21- L'ENFANT dans le PUITS

Pour TÉLÉCHARGER, voici l'URL de la vidéo :

https://youtu.be/kab8WAPPmbk




      •            En 1876, un fait prodigieux a été raconté par un témoin oculaire. Un enfant de cinq ans, enrôlé par ses parents chrétiens dans la Confrérie du Scapulaire, tomba d’une hauteur de deux mètres dans un puits qui avait trois mètres d’eau. Au lieu d’enfoncer, le petit enfant, sans le moindre trouble, appelle sa mère. Elle accourt avec effroi... quel spectacle ! L’enfant, couché sur l’eau, lui tend les bras, et malgré la distance, elle le saisit avec la plus grande facilité.

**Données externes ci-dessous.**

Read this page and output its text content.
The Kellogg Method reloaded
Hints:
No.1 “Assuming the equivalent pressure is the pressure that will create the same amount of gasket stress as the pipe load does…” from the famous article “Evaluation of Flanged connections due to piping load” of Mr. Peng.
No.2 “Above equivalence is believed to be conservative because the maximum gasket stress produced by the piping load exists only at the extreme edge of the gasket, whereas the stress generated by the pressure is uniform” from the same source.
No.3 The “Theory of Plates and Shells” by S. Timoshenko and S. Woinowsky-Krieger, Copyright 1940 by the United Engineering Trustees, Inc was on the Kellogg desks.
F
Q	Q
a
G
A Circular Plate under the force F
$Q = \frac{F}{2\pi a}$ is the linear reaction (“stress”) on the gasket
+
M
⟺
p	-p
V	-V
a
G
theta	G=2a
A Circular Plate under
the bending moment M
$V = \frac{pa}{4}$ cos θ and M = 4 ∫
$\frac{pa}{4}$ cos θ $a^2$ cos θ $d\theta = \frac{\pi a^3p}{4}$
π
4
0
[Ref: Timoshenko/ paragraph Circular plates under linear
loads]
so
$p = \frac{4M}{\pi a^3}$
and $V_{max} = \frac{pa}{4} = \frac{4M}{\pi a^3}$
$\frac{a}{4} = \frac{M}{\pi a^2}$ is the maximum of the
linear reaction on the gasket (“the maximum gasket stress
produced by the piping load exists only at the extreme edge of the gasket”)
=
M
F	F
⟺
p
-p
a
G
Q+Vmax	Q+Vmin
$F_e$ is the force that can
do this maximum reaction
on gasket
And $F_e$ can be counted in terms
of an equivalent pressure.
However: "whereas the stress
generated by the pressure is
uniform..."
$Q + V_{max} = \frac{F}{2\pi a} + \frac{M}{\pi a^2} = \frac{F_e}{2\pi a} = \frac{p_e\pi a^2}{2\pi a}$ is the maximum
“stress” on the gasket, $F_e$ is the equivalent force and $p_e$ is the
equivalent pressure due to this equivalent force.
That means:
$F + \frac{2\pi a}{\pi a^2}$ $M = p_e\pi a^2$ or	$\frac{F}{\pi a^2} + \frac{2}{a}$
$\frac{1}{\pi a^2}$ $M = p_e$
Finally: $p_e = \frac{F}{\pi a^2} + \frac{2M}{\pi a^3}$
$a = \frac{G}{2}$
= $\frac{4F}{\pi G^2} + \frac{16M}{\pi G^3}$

Les spectateurs étonnés essaient à plusieurs reprises d’atteindre la surface de l’eau ; inutile à cette profondeur ! On crie au prodige, avec une reconnaissance d’autant plus grande, que ni le corps ni les habits de l’enfant n’avaient été mouillés.


        22- La PETITE MARGUERITE

        Pour TÉLÉCHARGER, voici l'URL de la vidéo :

        https://youtu.be/8wsR4nBLkMY


      •           Une petite fille de deux ans avait été subitement atteinte d’une faiblesse des deux jambes, qui lui rendait impossible de se tenir debout ; elle se traînait à terre lorsqu’elle voulait changer de place, l’usage même de deux béquilles lui était douloureux et difficile. Cet état durait depuis trois ans, quand les parents eurent la pieuse idée de vouer leur enfant à Notre-Dame du Mont-Carmel et de lui faire prendre le Scapulaire. Dès le lendemain, la petite Marguerite put marcher à l’aide d’une seule béquille, et le jour suivant, elle se mit à jouer et à courir avec les autres enfants, s’écriant qu’elle était guérie. Un ex-voto suspendu à l’autel de Marie atteste le miracle.


        23- NÉGLIGENCE des PARENTS

        Pour TÉLÉCHARGER, voici l'URL de la vidéo :

        https://youtu.be/inS8rbccynQ

      •           Une autre enfant de quatre ans, fille d'un négociant de Toulon, avait été guérie aussitôt que ses parents avaient promis de la faire inscrire dans la Confrérie du Saint-Scapulaire. Mais ils négligèrent d'accomplir leur vœu, et sept ans après leur fille fut atteinte d'une maladie plus grave et bientôt condamnée par plusieurs médecins. Alors se souvenant de la promesse, ses parents firent prendre à la malade la Livrée de Marie, et l'enfant recouvra une seconde fois la santé. Elle se rendit avec sa famille à la chapelle de la Confrérie pour y offrir un tableau en hommage de reconnaissance à la Très Sainte Vierge.

                       
        24- Aux MÈRES CHRÉTIENNES

        Pour TÉLÉCHARGER, voici l'URL de la vidéo :

        https://youtu.be/iOXddLjnh90


           Si le but de cette brochure le permettait, combien d'exemples nous aurions à citer relatifs à l'heureuse naissance des petites enfants consacrés par une mère chrétienne à la Sainte Vierge ? Chaque famille connaît ces pieuses histoires... nous osons conjurer les mères vraiment désireuses du salut temporel et spirituel de leurs enfants, de prévenir leur entrée en ce monde par la promesse de les vouer à Notre-Dame du Scapulaire, et de leur en faire porter les Livrées.

 
« Tous considèrent cet habit (du Scapulaire)
comme le témoignage de cette consécration au très saint Cœur de la Vierge Immaculée,
que nous recommandions récemment encore. »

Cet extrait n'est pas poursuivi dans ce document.